A Texas man jailed for about 19 years on a murder conviction was freed from prison on Tuesday after compelling evidence came to light indicating that he did not commit the crime, officials said.
“I feel blessed,” John Nolley, 42, told reporters after hugging his family and leaving a courtroom. A judge in Tarrant County released him on bond and vacated his conviction for the 1996 murder of Sharon McLane, who was found stabbed to death in her home.
He was freed with the help of the advocacy group Innocence Project, which pointed out problems with his prosecution to the Conviction Integrity Unit of the Tarrant County District Attorney.
The group raised questions over the reliability of state witnesses, the improper withholding of evidence and physical evidence improperly used to link Nolley to the crime.
The prosecution relied heavily on testimony from a jail house informant, who said Nolley confessed to him.
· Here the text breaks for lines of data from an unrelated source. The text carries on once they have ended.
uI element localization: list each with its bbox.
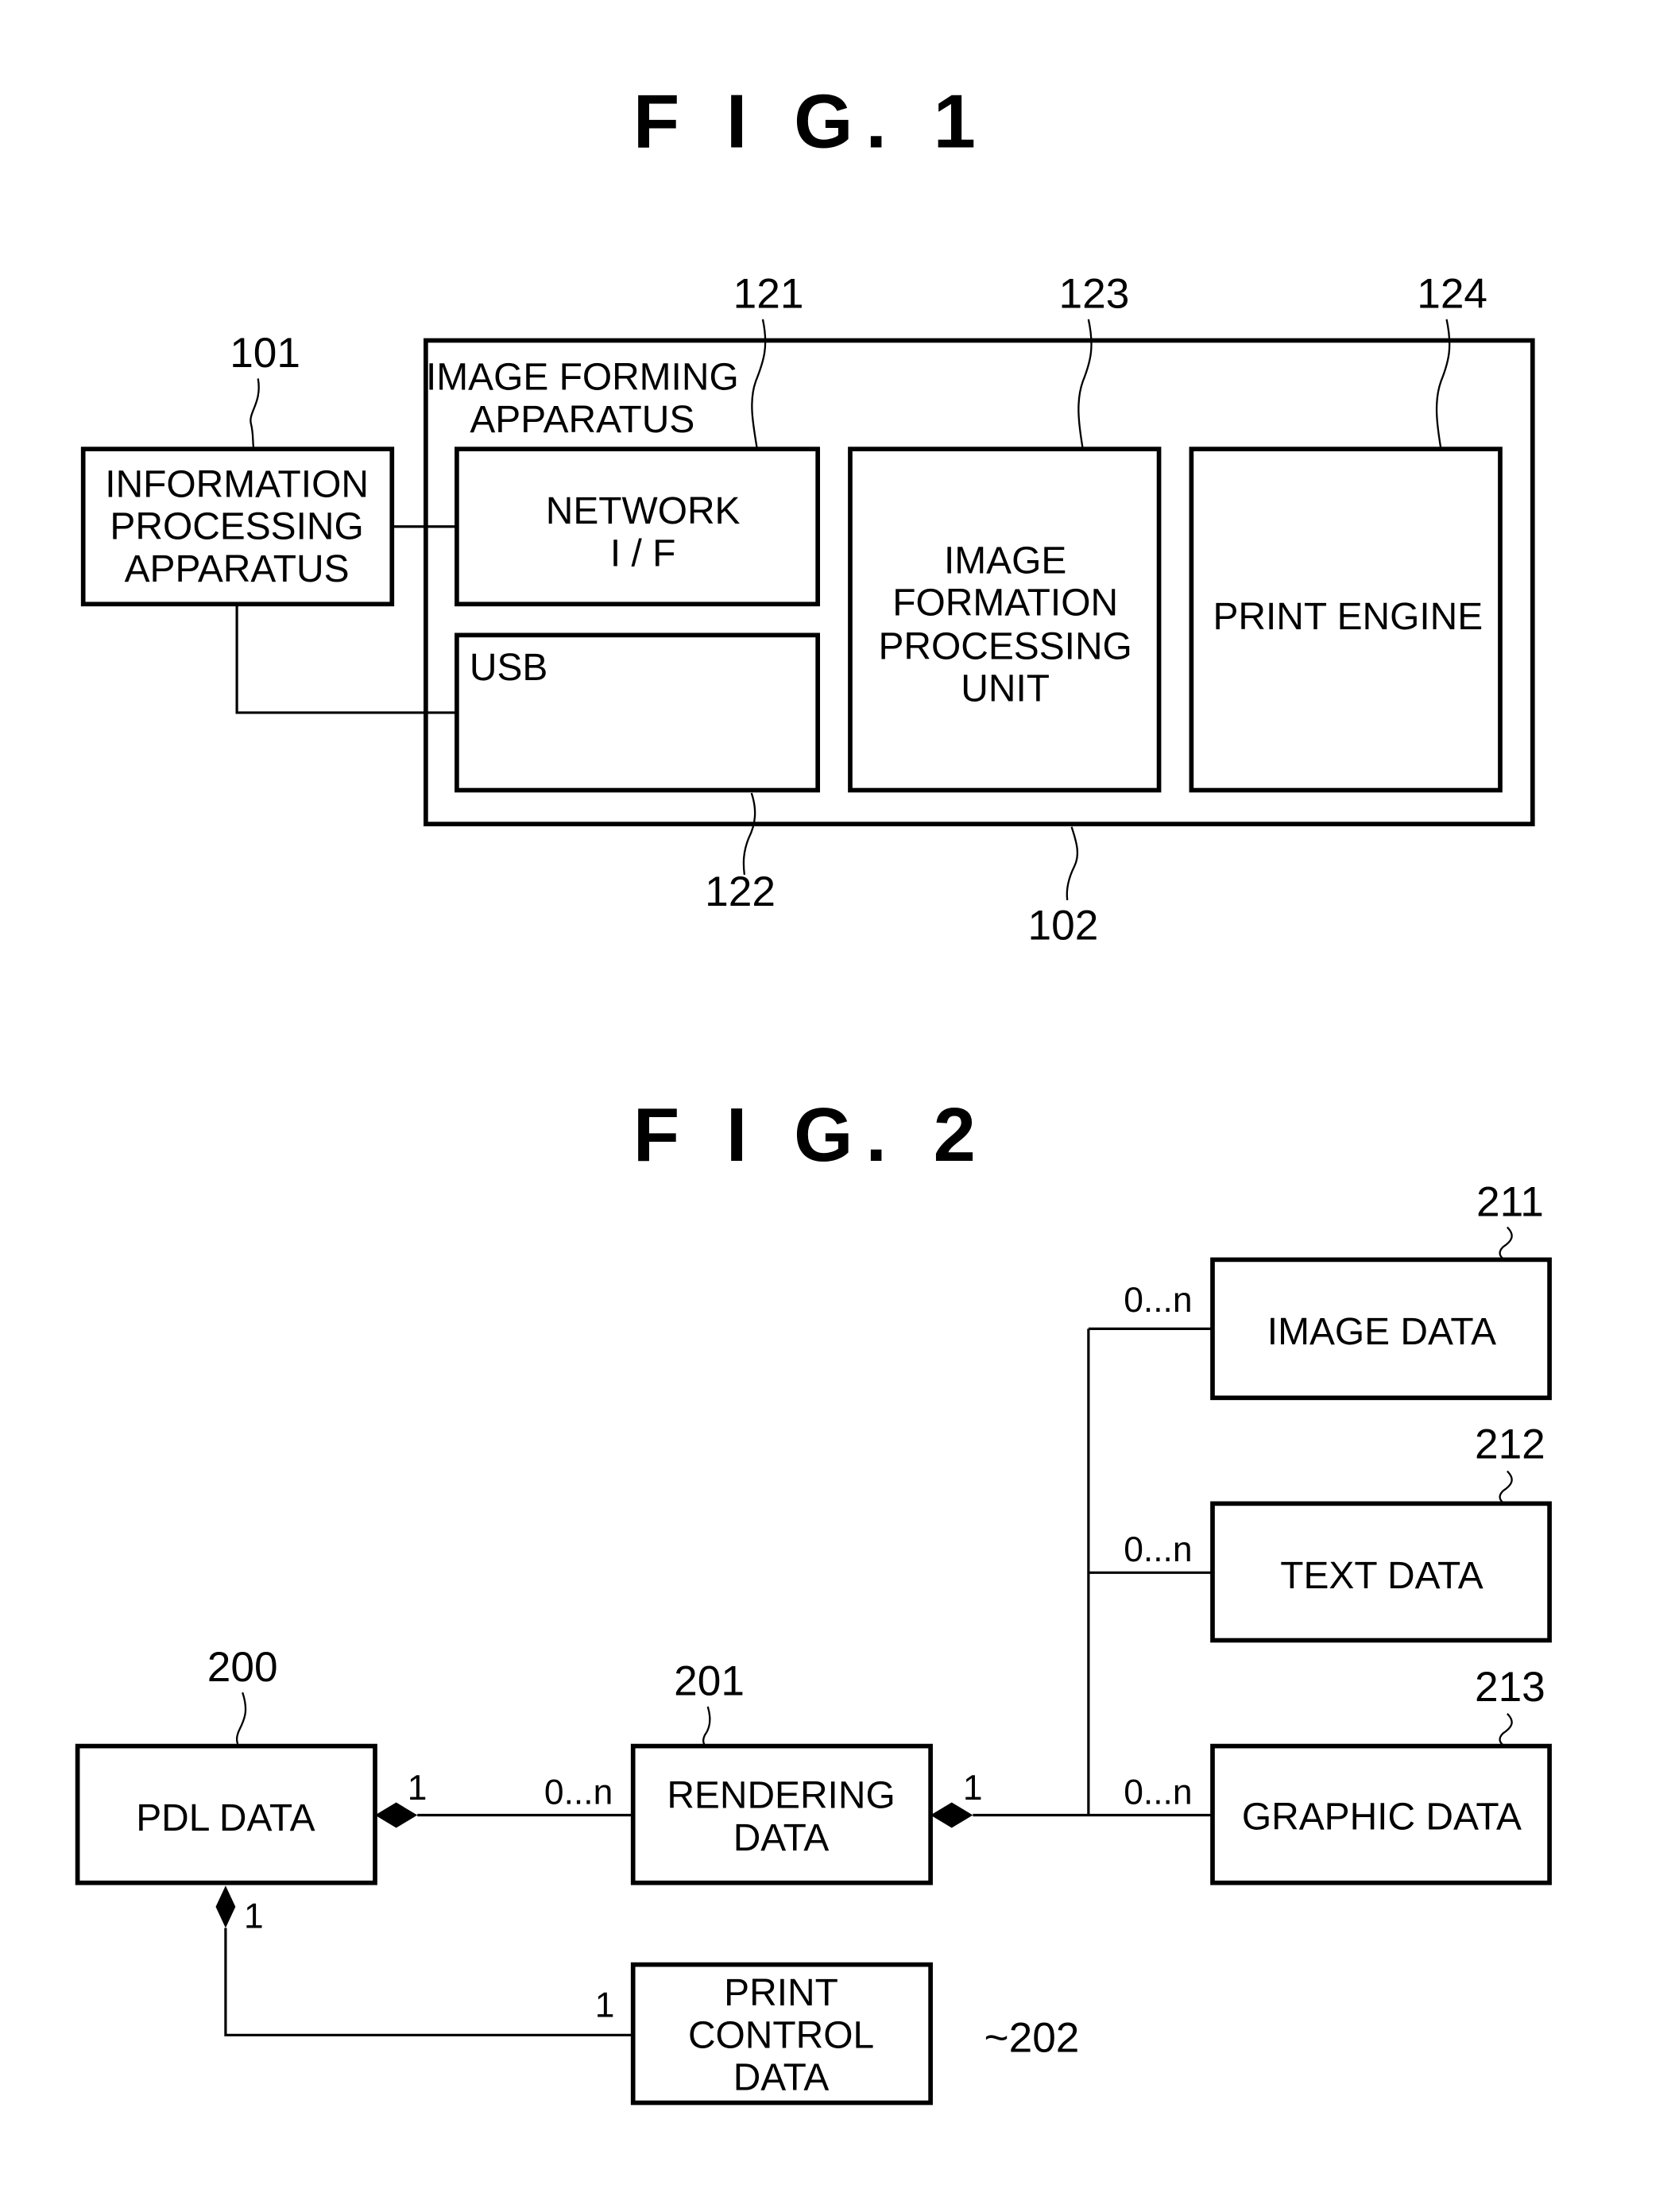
ref-101-leader <box>250 378 260 450</box>
text-data-label: TEXT DATA <box>1280 1555 1484 1597</box>
ref-102: 102 <box>1028 903 1099 949</box>
ifpu-line-4: UNIT <box>961 668 1050 710</box>
ref-212-leader <box>1499 1470 1513 1505</box>
rendering-data-line-1: RENDERING <box>667 1775 895 1817</box>
ref-201-leader <box>702 1706 711 1747</box>
figure-1-title: F I G. 1 <box>633 79 988 164</box>
apparatus-label-line-1: IMAGE FORMING <box>426 357 739 399</box>
figure-2-title: F I G. 2 <box>633 1092 988 1178</box>
figure-2: F I G. 2 IMAGE DATA 211 TEXT DATA 212 GR… <box>75 1092 1552 2106</box>
text-data-block: TEXT DATA 212 <box>1210 1421 1552 1643</box>
ref-211: 211 <box>1476 1178 1544 1225</box>
image-data-label: IMAGE DATA <box>1267 1311 1496 1353</box>
ref-213: 213 <box>1475 1664 1545 1711</box>
ref-102-leader <box>1066 826 1079 901</box>
ref-213-leader <box>1499 1712 1513 1747</box>
print-control-line-1: PRINT <box>724 1972 838 2014</box>
print-control-data-block: PRINT CONTROL DATA ~202 <box>630 1962 1080 2106</box>
ifpu-line-3: PROCESSING <box>878 626 1131 668</box>
ref-211-leader <box>1499 1226 1513 1261</box>
pdl-print-control-composition-diamond <box>215 1885 236 1928</box>
mult-rendering-side: 1 <box>963 1769 983 1808</box>
pdl-data-block: PDL DATA 200 <box>75 1644 377 1885</box>
print-engine-block: PRINT ENGINE 124 <box>1189 271 1503 793</box>
figure-1: F I G. 1 INFORMATION PROCESSING APPARATU… <box>80 79 1535 949</box>
print-control-line-3: DATA <box>733 2057 830 2099</box>
rendering-data-block: RENDERING DATA 201 <box>630 1658 933 1885</box>
network-if-line-2: I / F <box>610 532 675 574</box>
graphic-data-block: GRAPHIC DATA 213 <box>1210 1664 1552 1885</box>
mult-pdl-rendering-pdl-side: 1 <box>408 1769 427 1808</box>
info-box-line-3: APPARATUS <box>125 548 350 590</box>
apparatus-label-line-2: APPARATUS <box>470 399 694 441</box>
ifpu-line-1: IMAGE <box>944 539 1066 582</box>
info-box-line-1: INFORMATION <box>105 463 369 505</box>
ref-201: 201 <box>674 1658 745 1705</box>
ref-121: 121 <box>733 271 804 318</box>
ref-200: 200 <box>207 1644 278 1691</box>
image-data-block: IMAGE DATA 211 <box>1210 1178 1552 1401</box>
patent-figure-sheet: F I G. 1 INFORMATION PROCESSING APPARATU… <box>75 79 1552 2106</box>
print-engine-label: PRINT ENGINE <box>1213 596 1483 638</box>
ref-212: 212 <box>1475 1421 1545 1468</box>
print-control-line-2: CONTROL <box>688 2014 874 2056</box>
information-processing-apparatus-block: INFORMATION PROCESSING APPARATUS 101 <box>80 330 395 607</box>
ref-123: 123 <box>1059 271 1130 318</box>
mult-graphic-data: 0...n <box>1124 1773 1192 1812</box>
mult-pdl-print-control-pdl-side: 1 <box>244 1897 264 1936</box>
mult-pdl-print-control-control-side: 1 <box>595 1986 615 2024</box>
ref-124: 124 <box>1417 271 1487 318</box>
graphic-data-label: GRAPHIC DATA <box>1242 1796 1522 1838</box>
mult-pdl-rendering-rendering-side: 0...n <box>544 1773 613 1812</box>
ref-122-leader <box>742 792 756 876</box>
info-box-line-2: PROCESSING <box>110 506 363 548</box>
mult-image-data: 0...n <box>1124 1281 1192 1320</box>
mult-text-data: 0...n <box>1124 1530 1192 1569</box>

The content of the testimony appears to have been fabricated, the group said.
Details of problems with the case are set to be released next week. Nolley has not been formally exonerated. That may be settled later in a different proceeding.
Testing of physical evidence at the scene such as a bloody palm print indicates the crime was committed by someone other than Nolley, the group said.
Tarrant County District Attorney Sharen Wilson said this case serves as a good example of why her office set up a conviction integrity unit to look at past prosecutions.
“To prevent a re-occurrence of this issue, we are creating a detailed new policy on the use of jailhouse informants,” Wilson said in a statement.
Criminal exonerations hit a record high in 2015 due largely to district attorneys in places such as Houston, Dallas and New York City’s borough of Brooklyn, setting up units to review cases where the legal system may have acted unjustly, a report released in February found.
Texas, which has invested heavily to examine troubled prosecutions, led the nation with 54 exonerations in the year, the most of any state, according to the report from the National Registry of Exonerations.